Chief Brown Releases information and body cam from protest
Posted by SLC Police on Thursday, July 11, 2019
SALT LAKE CITY, Utah, July 11, 2019 (Gephardt Daily) — Six hours after community activists staged a news conference blaming Salt Lake City police for the violence that occured Tuesday during a building-occupation protest of Salt Lake City’s proposed inland port, police fired back.
“Numerous times, we talked and dialogued with those protesters, asking them to leave,” SLCPD Chief Mike Brown said at a 3 p.m. Tuesday news conference. “When that was done, there was probably 40 to 60 on the sixth floor, about 80 percent of them left. After that, there were some that refused, and that’s where some of the arrests did occur.”
“Our officers were spit on, scratched, kicked, punched, and had bottles and different items thrown at them,” Brown said.
The chief then showed a video clip from an officer’s body camera that documented the wearer asking protesters to leave, and being ignored by most in the office setting.
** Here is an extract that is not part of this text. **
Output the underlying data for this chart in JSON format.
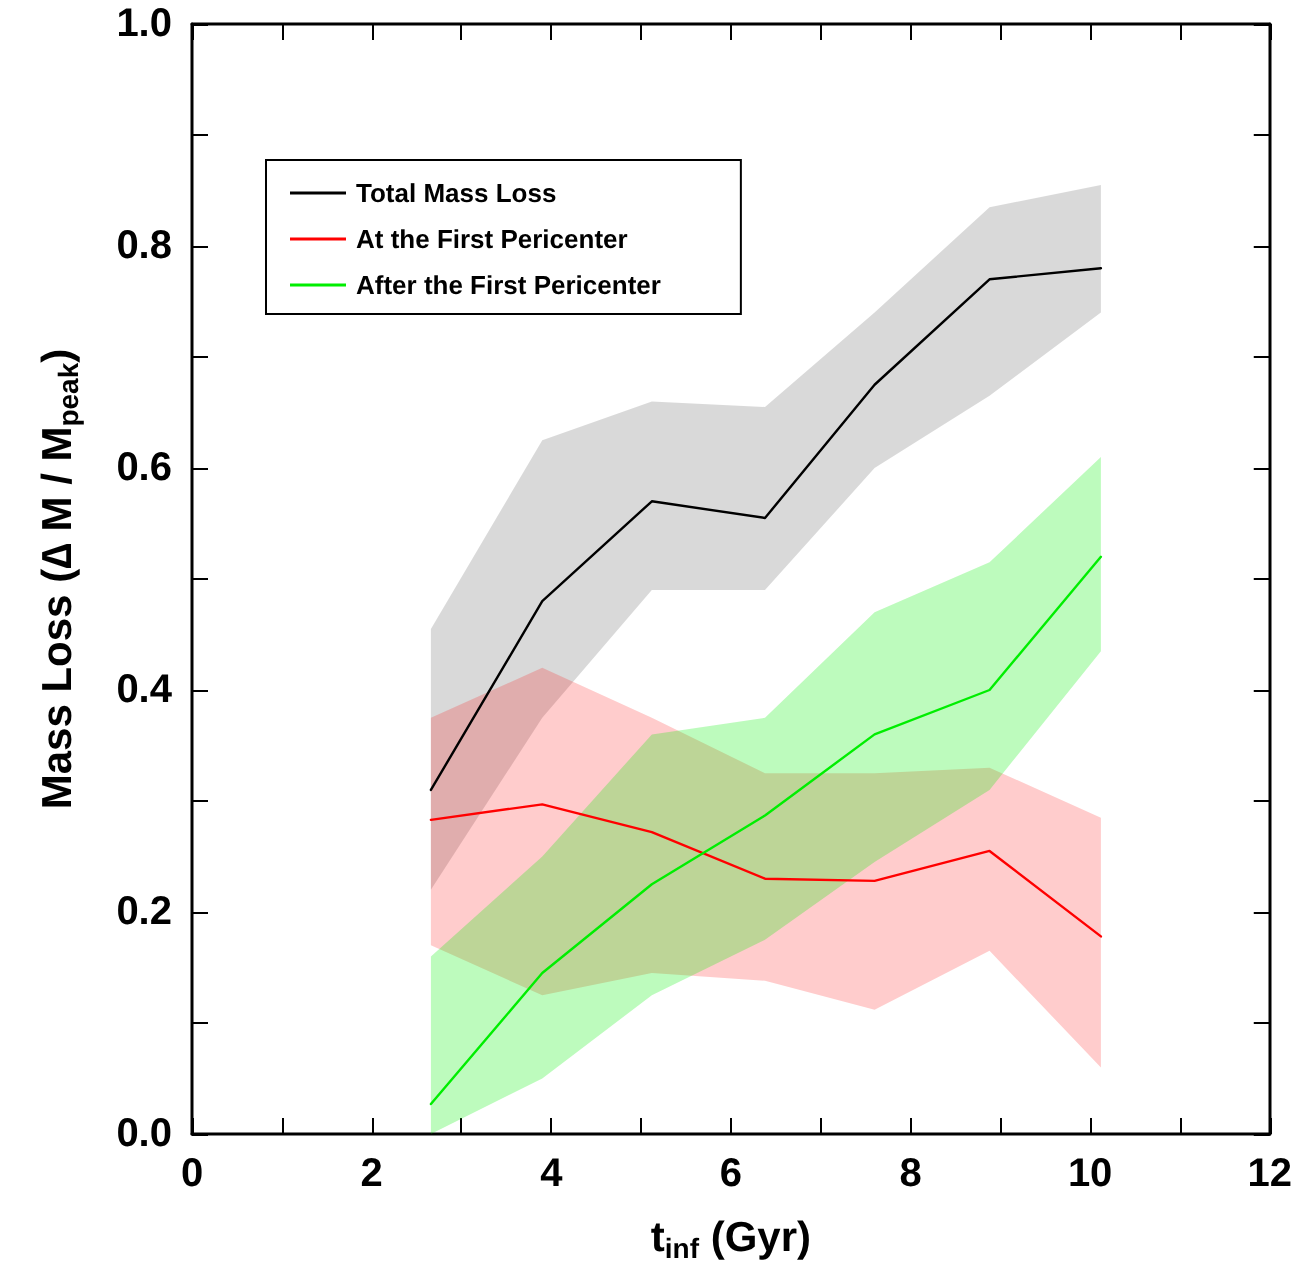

Some protesters sang and chanted as they clanged metal objects together. Others recorded video of the police. Others seemed to just avoid eye contact.
The officer wearing the body camera then told protesters they had to leave.
“Listen, there’s no reason to go to jail for this,” he said, adding that officials were “trying to be cool” and had allowed the protest to continue for 15 or 20 minutes so participants could express feelings.
The video showed that at that point, more protesters joined in the chanting, which became louder.
Brown, who said he did not see the news conference staged at 9 a.m. by protest organizers, shared numbers with reporters on the scene.
- Police were called to the scene by employees of the Chamber of Commerce, he said, and arrived at 2:17 p.m. Tuesday.
- In all, 119 body camera videos of the incident have been downloaded, Brown said.
- Seventy-five Salt Lake City Police officers responded to the scene of the protest.
- About 40 to 60 protesters were found occupying sixth floor offices. More than 100 protesters were in the lobby, and some protesters were on the roof.
- Ten arrests were made, more than the original report of eight arrests. Eight were made inside the building, and two were made outside.
- “We have six officers with documented assaults,” Brown said.
Brown already has initiated an Internal Affairs audit to review the conduct of officers, he said. The Citizens Review Board will be asked to review evidence in the case.
And criminal investigations will be conducted in all cases in which assaults and destruction of property occured, Brown said.
“There’s a huge difference between public and private property, and that was private property,” he said.
Brown said his department is known for transparency, and results of the various reviews will be shared.
“There was a lot of restraint, a lot of officers asking people for voluntary compliance,” he said of the recordings he has reviewed.
Salt Lake City Police have a history of protecting peaceful protesters, Brown said.
“It’s been a hallmark of our society that we protect these rights,” he said.
Brown said that assault on officers, citizens or members of the news media would not be tolerated, nor would destruction of property.
“If you want to come to Salt Lake City and express your views, do it in a respectful, lawful manner.”